Now we will take top 3 chunks from this reranked results and use it to generate answer

In [200]:
chunk_ids = [i[0] for i in rrf_results[:3]]
rag_fusion_documents = vectorstore.get_by_ids(chunk_ids)


rag_fusion_context = "\n\n".join([doc.page_content for doc in rag_fusion_documents])
query = "EV batteries"
# Pass the user input
rag_fusion_response = retriever_chain.invoke({
        "context": rag_fusion_context,
        "question": query
    })
print(rag_fusion_response)

EV batteries primarily use lithium-ion chemistry, which is known for its high energy density and rechargeability.
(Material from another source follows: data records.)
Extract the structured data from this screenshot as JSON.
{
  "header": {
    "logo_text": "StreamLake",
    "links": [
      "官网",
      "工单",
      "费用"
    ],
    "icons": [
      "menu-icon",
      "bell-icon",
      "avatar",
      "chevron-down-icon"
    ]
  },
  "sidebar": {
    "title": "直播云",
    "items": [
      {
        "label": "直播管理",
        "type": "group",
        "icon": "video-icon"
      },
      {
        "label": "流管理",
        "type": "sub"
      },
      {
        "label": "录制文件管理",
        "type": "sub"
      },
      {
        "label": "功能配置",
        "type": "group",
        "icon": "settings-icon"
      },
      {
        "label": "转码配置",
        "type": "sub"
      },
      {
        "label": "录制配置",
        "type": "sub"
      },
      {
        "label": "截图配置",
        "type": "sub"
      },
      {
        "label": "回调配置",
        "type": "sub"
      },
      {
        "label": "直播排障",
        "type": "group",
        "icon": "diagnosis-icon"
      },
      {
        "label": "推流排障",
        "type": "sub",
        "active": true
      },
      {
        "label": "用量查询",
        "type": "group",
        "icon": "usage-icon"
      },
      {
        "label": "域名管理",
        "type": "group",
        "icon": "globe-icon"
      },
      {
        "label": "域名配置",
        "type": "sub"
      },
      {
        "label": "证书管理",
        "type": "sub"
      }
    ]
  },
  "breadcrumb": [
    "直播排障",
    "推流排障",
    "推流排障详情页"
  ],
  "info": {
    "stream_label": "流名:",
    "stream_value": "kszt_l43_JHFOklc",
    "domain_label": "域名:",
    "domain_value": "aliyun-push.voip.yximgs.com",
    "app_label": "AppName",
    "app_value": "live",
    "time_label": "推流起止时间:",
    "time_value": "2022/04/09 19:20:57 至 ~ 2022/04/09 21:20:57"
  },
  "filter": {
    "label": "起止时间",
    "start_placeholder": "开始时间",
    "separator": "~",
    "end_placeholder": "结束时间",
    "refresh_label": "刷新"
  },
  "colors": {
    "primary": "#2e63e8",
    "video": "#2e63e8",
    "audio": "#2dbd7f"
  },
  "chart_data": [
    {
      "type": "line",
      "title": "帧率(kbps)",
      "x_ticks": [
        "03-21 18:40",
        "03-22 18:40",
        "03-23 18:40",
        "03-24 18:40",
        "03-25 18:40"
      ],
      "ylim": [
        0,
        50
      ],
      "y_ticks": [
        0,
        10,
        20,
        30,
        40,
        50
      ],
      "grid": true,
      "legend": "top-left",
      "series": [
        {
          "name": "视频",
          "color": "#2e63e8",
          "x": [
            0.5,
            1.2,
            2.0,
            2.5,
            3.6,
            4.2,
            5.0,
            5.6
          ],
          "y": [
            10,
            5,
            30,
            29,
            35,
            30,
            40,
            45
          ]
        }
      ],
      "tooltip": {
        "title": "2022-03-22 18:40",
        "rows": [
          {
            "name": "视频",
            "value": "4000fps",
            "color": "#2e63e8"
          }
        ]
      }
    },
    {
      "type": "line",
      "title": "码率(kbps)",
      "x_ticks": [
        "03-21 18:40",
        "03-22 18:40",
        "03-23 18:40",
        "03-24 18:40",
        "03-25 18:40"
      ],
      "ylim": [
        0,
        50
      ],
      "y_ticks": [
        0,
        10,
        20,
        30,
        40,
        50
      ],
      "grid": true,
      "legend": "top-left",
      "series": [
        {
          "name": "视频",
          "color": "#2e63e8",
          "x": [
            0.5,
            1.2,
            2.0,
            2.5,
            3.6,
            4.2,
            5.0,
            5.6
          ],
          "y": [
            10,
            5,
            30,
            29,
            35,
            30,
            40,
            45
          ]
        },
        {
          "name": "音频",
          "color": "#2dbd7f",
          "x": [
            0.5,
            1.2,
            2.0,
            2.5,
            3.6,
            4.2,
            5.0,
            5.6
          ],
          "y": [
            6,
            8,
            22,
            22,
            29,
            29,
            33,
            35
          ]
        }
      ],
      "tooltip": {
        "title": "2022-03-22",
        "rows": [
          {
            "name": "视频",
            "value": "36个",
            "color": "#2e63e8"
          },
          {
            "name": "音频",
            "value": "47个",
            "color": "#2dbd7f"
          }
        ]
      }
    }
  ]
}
They also contain other components such as cobalt, nickel, manganese, and graphite, all of which affect the battery's performance, cost, and safety. Additionally, battery recycling and reuse are essential for EV sustainability, with companies like Redwood Materials focusing on recovering valuable materials like lithium, cobalt, and nickel from end-of-life batteries to minimize environmental impacts.


We can see that response from rag fusion pipeline contains more contextual and relevent information.